How bad are things in the 'enlightened' Norway? See: "Pathogens proliferating in crowded net pens are rampant in Norway. These
include pancreas disease, amoebic gill disease and infectious salmon
anemia (a fatal, hemorrhagic virus transmitted by sea lice that
replicates in the gills, kidney, liver, intestine, spleen, muscles and
heart). In January 2015 Norway fjords boiled with an estimated 120,000
escaped steelhead trout, some of which carried pancreas disease that may
have infected salmon and sea trout and some of which doubtless tore up
incubating salmon eggs while attempting to spawn. Anglers were
instructed not to eat the alien trout, because they’d been fed delousing
drugs. Total salmon escapes for that year were reported at 160,000—the
operative word being “reported.” Scientists set the figure closer to
800,000."
And: In 1983, 5.5 percent of adult salmon entering the Magaguadavic [NS] were
net-pen escapees. Today 98 to 99 percent of all salmon in the river are
escapees—every one unaccounted for…
Norway is doing one good thing: "...if escaped fish show up in a
river and no company has reported a loss, Norway’s government conducts
genetic testing, [and] traces the escapees to the company and fines it
heavily."
The significance of the ASF brief is this: "Despite all of the
ecological squalor created by Norway’s salmon farms, the country is
still considered a world leader in salmon-farming best practices. That
pretty much says it all about the state of the industry worldwide."
Pretty sad state of affairs. And now, in Canada we have DFO and the CFIA actively colluding to change the science on finding fish farm diseases in BC, in 2016. My article on this will come shortly.
And you will remember Cooke Aquaculture that got fined big time for using the banned chemical cypermethrin for two years, and then received $25 million from the government for plants and etc, on which it reneged:
"Cooke Aquaculture, currently the only operation in Maine, does brisk
business in Maritime Canada and Chile, where it eschews the best
practices it employs in Maine and where it is therefore red-listed by
the Monterey Bay Aquarium.
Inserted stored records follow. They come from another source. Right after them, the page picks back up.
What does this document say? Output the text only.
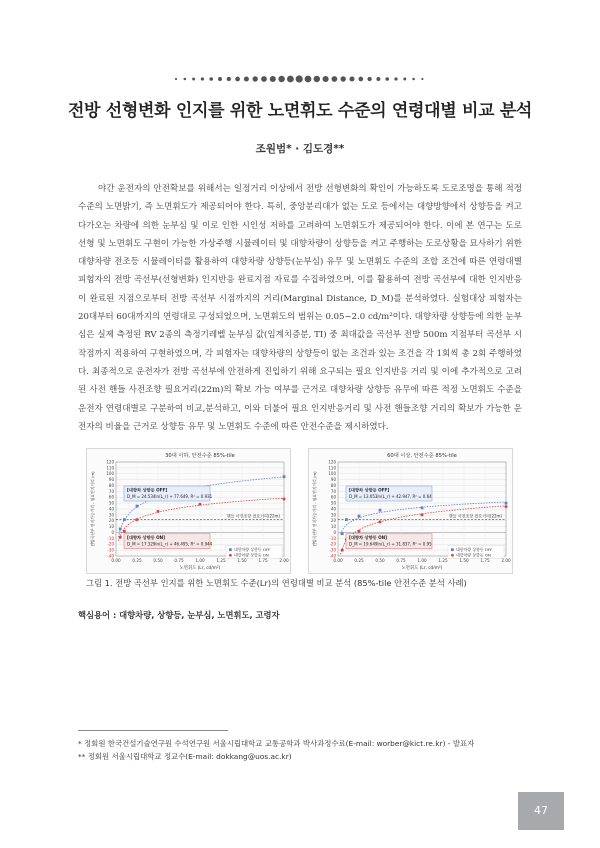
전방 선형변화 인지를 위한 노면휘도 수준의 연령대별 비교 분석
조원범* · 김도경**

야간 운전자의 안전확보를 위해서는 일정거리 이상에서 전방 선형변화의 확인이 가능하도록 도로조명을 통해 적정 수준의 노면밝기, 즉 노면휘도가 제공되어야 한다. 특히, 중앙분리대가 없는 도로 등에서는 대향방향에서 상향등을 켜고 다가오는 차량에 의한 눈부심 및 이로 인한 시인성 저하를 고려하여 노면휘도가 제공되어야 한다. 이에 본 연구는 도로 선형 및 노면휘도 구현이 가능한 가상주행 시뮬레이터 및 대향차량이 상향등을 켜고 주행하는 도로상황을 묘사하기 위한 대향차량 전조등 시뮬레이터를 활용하여 대향차량 상향등(눈부심) 유무 및 노면휘도 수준의 조합 조건에 따른 연령대별 피험자의 전방 곡선부(선형변화) 인지반응 완료지점 자료를 수집하였으며, 이를 활용하여 전방 곡선부에 대한 인지반응이 완료된 지점으로부터 전방 곡선부 시점까지의 거리(Marginal Distance, D_M)를 분석하였다. 실험대상 피험자는 20대부터 60대까지의 연령대로 구성되었으며, 노면휘도의 범위는 0.05~2.0 cd/m²이다. 대향차량 상향등에 의한 눈부심은 실제 측정된 RV 2종의 측정기레벨 눈부심 값(임계치증분, TI) 중 최대값을 곡선부 전방 500m 지점부터 곡선부 시작점까지 적용하여 구현하였으며, 각 피험자는 대향차량의 상향등이 없는 조건과 있는 조건을 각 1회씩 총 2회 주행하였다. 최종적으로 운전자가 전방 곡선부에 안전하게 진입하기 위해 요구되는 필요 인지반응 거리 및 이에 추가적으로 고려된 사전 핸들 사전조향 필요거리(22m)의 확보 가능 여부를 근거로 대향차량 상향등 유무에 따른 적정 노면휘도 수준을 운전자 연령대별로 구분하여 비교,분석하고, 이와 더불어 필요 인지반응거리 및 사전 핸들조향 거리의 확보가 가능한 운전자의 비율을 근거로 상향등 유무 및 노면휘도 수준에 따른 안전수준을 제시하였다.

30대 이하, 안전수준 85%-tile
-40
-30
-20
-10
0
10
20
30
40
50
60
70
80
90
100
110
120
0.00	0.25	0.50	0.75	1.00	1.25	1.50	1.75	2.00
노면휘도 (Lr, cd/m²)
전방곡선부 인지가능거리 - 필요인지거리 (m)	핸들 사전조향 필요거리(22m)
[대향차 상향등 OFF]
D_M = 24.534ln(L_r) + 77.649, R² = 0.931
[대향차 상향등 ON]
D_M = 17.329ln(L_r) + 46.495, R² = 0.944
대향차량 상향등 OFF
대향차량 상향등 ON
60대 이상, 안전수준 85%-tile
-40
-30
-20
-10
0
10
20
30
40
50
60
70
80
90
100
110
120
0.00	0.25	0.50	0.75	1.00	1.25	1.50	1.75	2.00
노면휘도 (Lr, cd/m²)
전방곡선부 인지가능거리 - 필요인지거리 (m)	핸들 사전조향 필요거리(22m)
[대향차 상향등 OFF]
D_M = 13.053ln(L_r) + 42.947, R² = 0.64
[대향차 상향등 ON]
D_M = 19.649ln(L_r) + 31.837, R² = 0.95
대향차량 상향등 OFF
대향차량 상향등 ON
그림 1. 전방 곡선부 인지를 위한 노면휘도 수준(Lr)의 연령대별 비교 분석 (85%-tile 안전수준 분석 사례)
핵심용어 : 대향차량, 상향등, 눈부심, 노면휘도, 고령자
* 정회원 한국건설기술연구원 수석연구원 서울시립대학교 교통공학과 박사과정수료(E-mail: worber@kict.re.kr) - 발표자
** 정회원 서울시립대학교 정교수(E-mail: dokkang@uos.ac.kr)
47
In 2013 the company was fined $490,000 for
killing Atlantic lobsters with an illegal pesticide deployed against its
sea-lice infestations. The same year infectious salmon anemia ravaged
two of Cooke’s Canadian facilities in Newfoundland, obliging it to
destroy 3,700 metric tons of product—for which it was compensated by
taxpayers to the tune of $13 million. “Practices are different from
region to region,” Carr said. “I think companies just do whatever they
can get away with. That’s where our frustration lies.”"
And the CFIA who is trying to cover up ISA in BC, and the govt has paid a total of $177 M up to 2014: "In one recent three-year period aquaculturists who lost fish to
infectious salmon anemia shook down the Canadian Food Inspection Agency
for $92.7 million, a tradition the agency has found tiresome. So it
recently announced that, at least for this disease, the industry is on
its own."
I should add that the money no longer comes from the CFIA as my FOI request to them showed. They were unwilling, meaning they refused, to tell me who pays the slaughter money now, that we taxpayers don't want to pay to foreign, multi-billion dollar corporations.
You will remember my list of on-land fish farms - the solution: "...land-based, closed-containment facilities are popping up around
the world. There are three in Canada, four in the US, two in Denmark,
two in China, one in France, one in Poland, one in Scotland and one in
Ireland. Others are in the works, including a large facility in, of all
places, Florida..
Well, there are actually far more than this. My link to the 151 systems, and 20,000 actual, on-land farms I have found is: http://fishfarmnews.blogspot.ca/2016/05/148-different-on-land-fish-farm-systems.html.
Finally, how did the Alta conference sum things up? Like this: ASF’s Jon Carr and everyone else... point out: "Atlantic-salmon aquaculture in Norway is a
catastrophe spreading around the globe like infectious salmon anemia... . an ecological
train wreck."
Hmm. An ecological train wreck. I think that says it all.